Key week looms for education bills

Monday is the 62th legislative day of a session that can run no more than 120 days, and this week is an important one for education legislation.

On Monday, the House Education Committee will take up House Bill 12-1238, the much-discussed, much-tweaked proposal to upgrade literacy in the early grades. The bipartisan measure would replace existing state law on the subject and require schools districts to beef up K-3 literacy programs.

The big cloud hanging over the bill is “retention” – holding third-graders back if their reading skills are too weak. The bill would create a process by which parents, teachers and administrators would determine if a third-grader should be held back. Superintendents would review those decisions. Individual improvement plans would have to be developed for students who are held back.

Backers of the bill, led by business-related advocacy groups and education reform organizations, originally wanted mandatory retention, but that idea was dropped in the face of wide opposition. Still, the bill’s preference for retention still makes many educators and some legislators nervous.

The idea is based on a Florida law, and it has sparked lots of discussion about what education research says about the good and bad effects of retention on students. About 2 percent of Colorado students are held back every year, mostly in the early grades, according to the Department of Education. While many educators still resist the idea, others are working to end social promotion, like the Harrison district in Colorado Springs.

The last few weeks have seen a seemingly endless series of meetings between sponsors, lobbyists, educators and the governor’s office to negotiate the bill’s finer points. Expect to see several amendments that were negotiated in those sessions proposed today.

The current version of the bill proposes to pay for the program (which would include administrative costs for the Department of Education and grants to school districts) by tapping into old tobacco settlement revenues and by abolishing the existing Read to Achieve grant program and sweeping its fund balance. Program funding is put at $5.4 million in 2012-13 and $4.3 million the following year, which is when school districts would have to implement the new literacy measures.

Some interested parties, including members of the State Board of Education, aren’t happy with the idea of raiding Read to Achieve, and some SBE members also have broader concerns with the bill. If the measure becomes law, the board would be assigned to approve regulations for program and set up the grant program for districts.

Read the bill text as introduced here, and read the legislative staff description here.

Committee also will consider charter bill

Serving as the warm-up act at the Monday meeting is House Bill 12-1225, an important but low-profile proposal. It would set up a system under which school districts could become “model” authorizers for charter schools if they subscribe to a certain set of best practices in how they review and grant charter applications.

A key feature of the bill would create a presumption in favor of such districts during charter school appeals to the state board. (Read summary of bill.)

With a big crowd expected, Monday’s hearing is scheduled for the Capitol’s Old Supreme Court Chambers.

House Ed stays busy on Wednesday

Colleges will be in the spotlight during Wednesday’s House Ed meeting, when it considers House Bill 12-1155, one of the key higher education measures pending this session.

The goal of the bill is to increase – and speed up – college completion, and there are two major provisions.

One would allow the higher education system to offer more flexible remediation measures, such as allowing four-year schools to remediate some students with targeted help while they’re enrolled in regular college classes. (Remedial work is now concentrated at community colleges and generally requires students to take full basic classes.)

The second major provision of the bill would reduce the amount of state aid students could get, with the hope of prompting students to finish faster.

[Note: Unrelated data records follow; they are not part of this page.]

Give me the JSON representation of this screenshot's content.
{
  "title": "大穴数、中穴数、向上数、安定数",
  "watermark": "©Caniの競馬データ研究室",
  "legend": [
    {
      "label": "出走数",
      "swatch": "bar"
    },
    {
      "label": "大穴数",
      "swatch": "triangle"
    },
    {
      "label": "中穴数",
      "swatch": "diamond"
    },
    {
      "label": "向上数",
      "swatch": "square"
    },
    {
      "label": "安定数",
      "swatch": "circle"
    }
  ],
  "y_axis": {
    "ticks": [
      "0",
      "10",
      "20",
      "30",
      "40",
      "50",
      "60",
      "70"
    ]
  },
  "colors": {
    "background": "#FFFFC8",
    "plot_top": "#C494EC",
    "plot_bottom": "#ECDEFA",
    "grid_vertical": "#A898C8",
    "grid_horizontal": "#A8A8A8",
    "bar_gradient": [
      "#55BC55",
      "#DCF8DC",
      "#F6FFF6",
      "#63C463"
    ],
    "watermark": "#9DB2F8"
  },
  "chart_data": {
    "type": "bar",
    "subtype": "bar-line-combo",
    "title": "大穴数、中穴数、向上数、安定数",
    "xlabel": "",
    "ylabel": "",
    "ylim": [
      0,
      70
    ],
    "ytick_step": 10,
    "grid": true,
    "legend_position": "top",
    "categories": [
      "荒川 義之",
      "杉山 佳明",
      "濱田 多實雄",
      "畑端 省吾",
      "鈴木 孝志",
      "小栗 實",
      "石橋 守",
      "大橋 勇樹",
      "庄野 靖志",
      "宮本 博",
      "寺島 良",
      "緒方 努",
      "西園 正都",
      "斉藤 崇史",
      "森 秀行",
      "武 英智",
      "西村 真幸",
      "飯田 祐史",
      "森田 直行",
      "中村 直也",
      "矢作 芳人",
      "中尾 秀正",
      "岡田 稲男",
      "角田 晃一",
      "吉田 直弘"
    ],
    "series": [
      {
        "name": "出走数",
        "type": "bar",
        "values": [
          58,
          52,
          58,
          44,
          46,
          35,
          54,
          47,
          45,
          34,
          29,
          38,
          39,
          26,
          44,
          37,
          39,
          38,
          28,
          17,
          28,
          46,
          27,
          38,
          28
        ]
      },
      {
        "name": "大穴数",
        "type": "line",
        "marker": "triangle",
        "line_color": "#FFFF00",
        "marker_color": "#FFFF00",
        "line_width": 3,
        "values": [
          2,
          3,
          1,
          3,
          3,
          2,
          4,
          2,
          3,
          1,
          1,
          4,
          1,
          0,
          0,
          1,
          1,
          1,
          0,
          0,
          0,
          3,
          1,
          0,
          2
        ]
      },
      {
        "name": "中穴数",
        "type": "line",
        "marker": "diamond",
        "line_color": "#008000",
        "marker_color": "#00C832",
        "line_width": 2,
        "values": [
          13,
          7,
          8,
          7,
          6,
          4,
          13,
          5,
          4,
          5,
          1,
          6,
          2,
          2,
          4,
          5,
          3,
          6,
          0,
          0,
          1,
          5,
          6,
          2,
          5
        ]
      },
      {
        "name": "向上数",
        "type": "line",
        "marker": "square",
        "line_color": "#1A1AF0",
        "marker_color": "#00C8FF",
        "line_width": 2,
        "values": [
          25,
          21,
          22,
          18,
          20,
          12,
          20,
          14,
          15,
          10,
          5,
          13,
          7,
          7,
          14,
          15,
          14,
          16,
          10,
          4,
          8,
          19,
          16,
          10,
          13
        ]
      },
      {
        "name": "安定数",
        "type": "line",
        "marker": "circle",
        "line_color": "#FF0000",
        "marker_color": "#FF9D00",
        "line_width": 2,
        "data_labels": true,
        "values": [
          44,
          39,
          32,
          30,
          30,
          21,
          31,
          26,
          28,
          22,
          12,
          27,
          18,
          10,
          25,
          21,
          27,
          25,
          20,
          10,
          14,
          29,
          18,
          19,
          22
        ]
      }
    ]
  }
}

Resident students now receive College Opportunity Fund stipends – basically a tuition discount – for up to 145 credit hours. The bill would reduce that 140 and make a similar eligibility cut for state financial aid. The bill also would cut off stipends for classes that a student has taken more than twice and received an incomplete. (Read the bill summary here.)

The prime sponsor of both the early literacy bill and the college completion measure is Rep. Tom Massey, R-Poncha Springs and chair of House Ed.

The Wednesday meeting also has a warm-up act – two bills that would upgrade Adams State College and Metro State College to university status. Massey is serving his final session in the House and is the central figure in most major pieces of education legislation this year.

More to come

Although the statehouse clock is ticking, some expected major pieces of education legislation have yet to even be introduced. They include:

  • A reworking of state school finance laws being considered by Sen. Mike Johnston, D-Denver.
  • A revision of the funding system for the Building Excellent Schools Today school construction program being developed by Sen. Gail Schwartz, D-Snowmass.
  • Possible legislation to increase regulation of online schools being considered by Sen. Pat Steadman, D-Denver.
  • A upgrade of state regulation of for-profit, four-year colleges that’s proposed by the Department of Higher Education.

And on ice in the Senate is Senate Bill 12-015, the measure that proposes a special tuition rate for undocumented students. Johnston is holding up a final Senate vote on this while he works to find support – or at least get a favorable committee assignment – in the Republican-controlled House.